A reader from Tennessee asks how his adult child's disability benefit and wife's child-in-care benefit will be affected if the earnings test reduces his Social Security benefit to $0.
"I am planning to start retirement benefits later this year. My wife cares for our disabled adult child and will be applying for child-in-care spousal benefits. My question is: if I continue to work and my own benefit is reduced to $0, does that also stop my wife's and child's benefits? The Social Security representative said this was the case. As long as I am getting a benefit payment of greater than $0, my wife's and child's benefits will not be affected. However, when my benefit goes to $0, they are also cut off. Does that sound correct?"
Some elements are correct, and others are not. I need to clarify the setup of the question. Social Security offers a payment system called Social Security Disability (SSDI), which is meant to pay when there's a disability and you have qualified for SSDI payments. However, in your case, even though there's a disabled child involved, it is actually about straight-up child benefits.
Here's why I say that: an adult disabled child can collect a benefit from their parent's record simply because they meet one particular criterion. They have a disability that began before a specific cutoff date, age 22 in this case. For some criteria, the regular cutoff date to collect benefits on a parent's record is age 18 (or 19 if they're still in high school). However, that cutoff is removed for life if the child is deemed disabled before the age of 22.
So, this is all about a child qualifying for benefits once the parent (you, as the father) claims their own benefit. Separately, there's the child-in-care spousal benefit. This is essentially a regular spousal benefit available to the wife for which she might not otherwise qualify, usually because of her age. She can collect spousal benefits when caring for a child of the father claiming Social Security benefits. That's what's opening the door to benefits in your case. That's the basic setup of the situation.
What you were told (or how you interpret what you were told) about the earnings test and how it might affect the benefits is not quite right. Think of it this way: the retirement earnings test applies if you're working while you're below your Full Retirement Age (FRA) and claiming Social Security benefits. The earnings test has an annual limit ($22,320 in 2024, but changing yearly). Social Security will reduce your benefit by $1 for every $2 you earn over the annual limit. That rate applies while you're under your FRA, with a special higher earnings limit and different reduction rate in the year you turn your FRA.
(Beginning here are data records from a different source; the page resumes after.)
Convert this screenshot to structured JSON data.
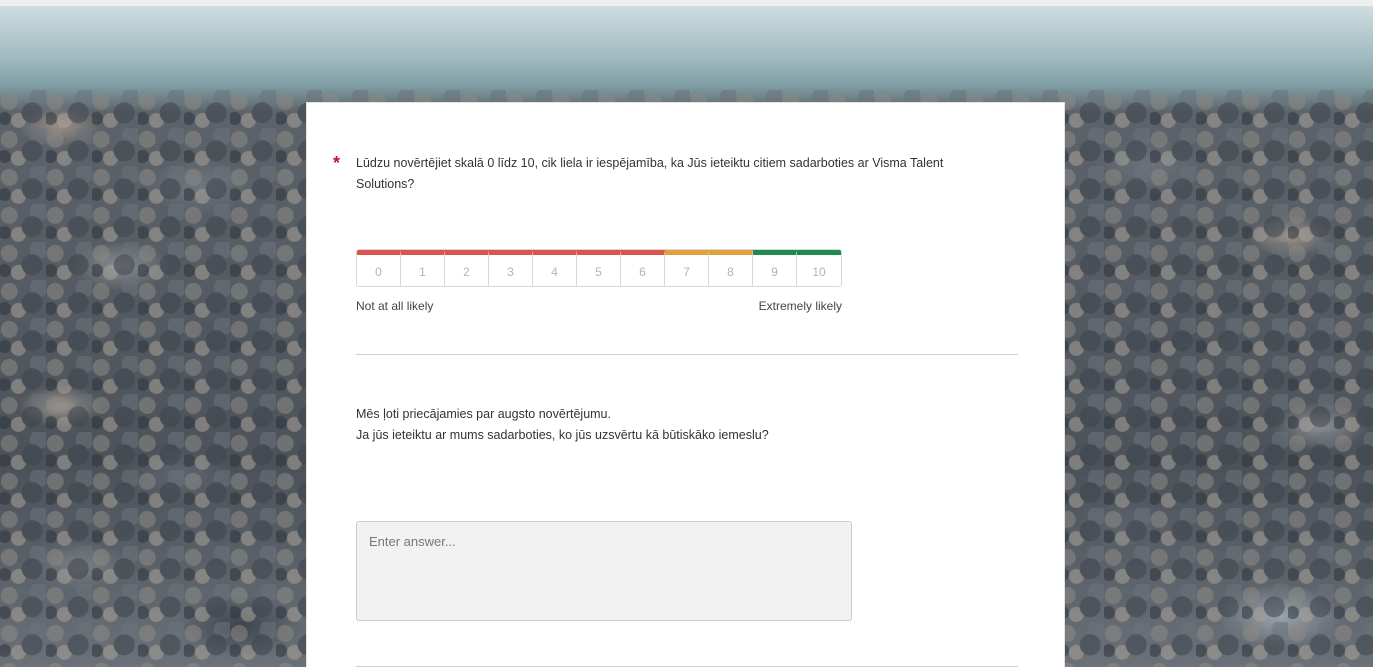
{
  "survey": {
    "question1": {
      "required_mark": "*",
      "text": "Lūdzu novērtējiet skalā 0 līdz 10, cik liela ir iespējamība, ka Jūs ieteiktu citiem sadarboties ar Visma Talent Solutions?",
      "scale_options": [
        "0",
        "1",
        "2",
        "3",
        "4",
        "5",
        "6",
        "7",
        "8",
        "9",
        "10"
      ],
      "scale_colors": {
        "detractor": "#d9534f",
        "passive": "#e0a13a",
        "promoter": "#1e8a4c"
      },
      "label_low": "Not at all likely",
      "label_high": "Extremely likely"
    },
    "question2": {
      "line1": "Mēs ļoti priecājamies par augsto novērtējumu.",
      "line2": "Ja jūs ieteiktu ar mums sadarboties, ko jūs uzsvērtu kā būtiskāko iemeslu?",
      "answer_value": "",
      "answer_placeholder": "Enter answer..."
    }
  }
}
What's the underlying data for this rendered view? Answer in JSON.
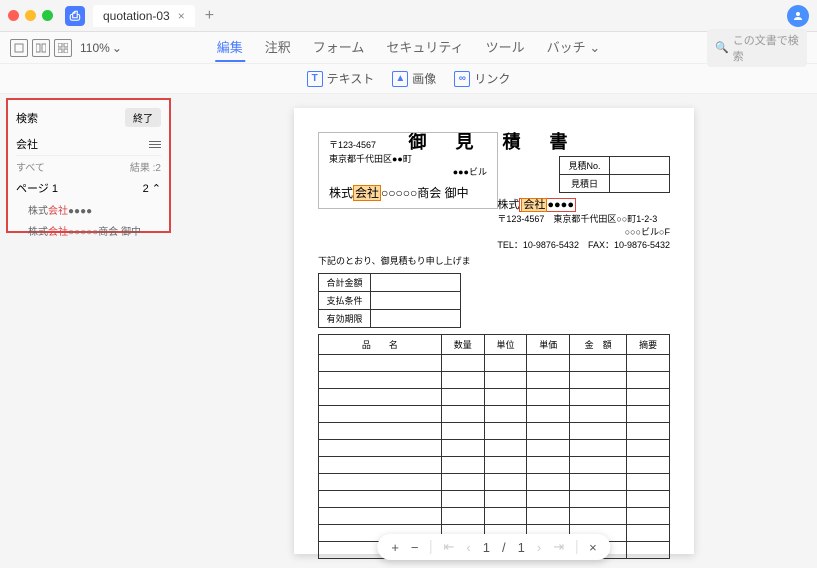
{
  "titlebar": {
    "tab_name": "quotation-03",
    "close": "×",
    "add": "+"
  },
  "toolbar1": {
    "zoom": "110%",
    "tabs": {
      "edit": "編集",
      "annotate": "注釈",
      "form": "フォーム",
      "security": "セキュリティ",
      "tool": "ツール",
      "batch": "バッチ"
    },
    "search_placeholder": "この文書で検索"
  },
  "toolbar2": {
    "text": "テキスト",
    "image": "画像",
    "link": "リンク"
  },
  "search_panel": {
    "title": "検索",
    "end": "終了",
    "term": "会社",
    "all": "すべて",
    "result_label": "結果 :2",
    "page_label": "ページ 1",
    "page_count": "2",
    "results": [
      {
        "pre": "株式",
        "hl": "会社",
        "post": "●●●●"
      },
      {
        "pre": "株式",
        "hl": "会社",
        "post": "○○○○○商会 御中"
      }
    ]
  },
  "doc": {
    "title": "御 見 積 書",
    "recipient": {
      "postal": "〒123-4567",
      "addr": "東京都千代田区●●町",
      "bldg": "●●●ビル",
      "pre": "株式",
      "kaisha": "会社",
      "post": "○○○○○商会 御中"
    },
    "info": {
      "no_label": "見積No.",
      "date_label": "見積日"
    },
    "sender": {
      "pre": "株式",
      "kaisha": "会社",
      "post": "●●●●",
      "postal": "〒123-4567　東京都千代田区○○町1-2-3",
      "bldg": "○○○ビル○F",
      "tel": "TEL：10-9876-5432　FAX：10-9876-5432"
    },
    "note": "下記のとおり、御見積もり申し上げま",
    "summary": {
      "total": "合計金額",
      "payment": "支払条件",
      "valid": "有効期限"
    },
    "headers": {
      "name": "品　　名",
      "qty": "数量",
      "unit": "単位",
      "price": "単価",
      "amount": "金　額",
      "remarks": "摘要"
    }
  },
  "nav": {
    "plus": "+",
    "minus": "−",
    "page": "1",
    "sep": "/",
    "total": "1",
    "close": "×"
  }
}
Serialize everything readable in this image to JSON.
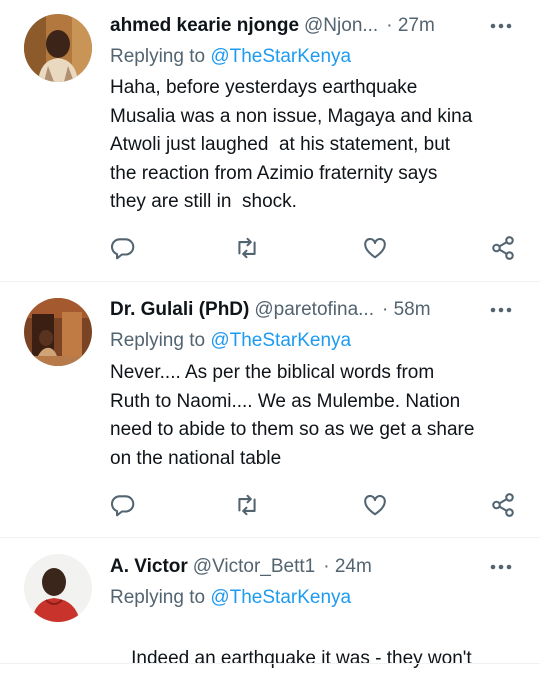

You didn't mention your age, but I suspect you're in your lower 60s. You may be 62 or so and thinking you might want to start claiming soon after becoming eligible for collecting Social Security so you can open the door to the payments to your disabled child and your wife.
When you're all collecting benefits on one earnings record, the earnings test flows down and affects all the benefits claimed on that record. I make that distinction because, for instance, if you and your wife were each collecting your own benefits, your earnings wouldn't affect your wife's ability to collect a benefit because she's collecting on her own record. But in this case, everyone's collecting on your record. So, Social Security will apply that $1 reduction for every $2 above the limit to all the benefits paid. And here's where your statement went a little wrong.
You said that when your benefit goes to $0, your wife and child also wouldn't get anything. That is technically true because they apply the earnings test, or offset, on a pro-rata basis among all three beneficiaries. So, if your earnings are high enough to offset all three benefits, as you earn more and more, it will gradually offset all three simultaneously, and you will all hit $0 at the same time.
So, technically, it's true that if you don't get a benefit, neither do they. But it's not a cliff. That's where the last part of what you said is not correct. Again, I don't know if you were told this incorrectly or if you interpreted it wrong. But it's not that your wife and child would not be affected if your benefit remained anywhere above $0. That's not true at all; they are affected the whole way.
Let's say your offset was $5, so you just barely exceeded the earnings limit. They would pro rata the offset. They would look at your benefit and that of your wife and child. (Your wife and child will likely collect the same amount each.) Social Security will proportionally reduce the benefits to all three, and if your earnings are high enough, the offset could wipe out all three.
One silver lining is that when you collect multiple benefits, there's more benefit to be offset, raising how much you can earn before your reduced benefit hits $0. It sounds like you're most worried about a complete offset. You must earn quite a lot over the earnings limit to wipe out all three. If that's the case, it's likely not worth filing. However, something not obvious to me might create a reason to file despite knowing that you will get a complete offset.
In short, the offset is proportional, and it flows downstream.
On the other hand, it doesn't flow upstream. Let's say your wife is working. You claim your own benefit, thus unlocking the door to the child benefit for your disabled child and the child-in-care spousal benefit for your wife. Your wife's earnings could offset her own benefit, but they're not going to flow back up to your benefit, nor sideways to your child's benefit. Offsets only flow down in the hierarchy of payments. As a result, many working child-in-care spouses do not file because they will completely offset their benefits. But their husband and the child could still collect their own in full.
I think that clears up all the moving parts of your question.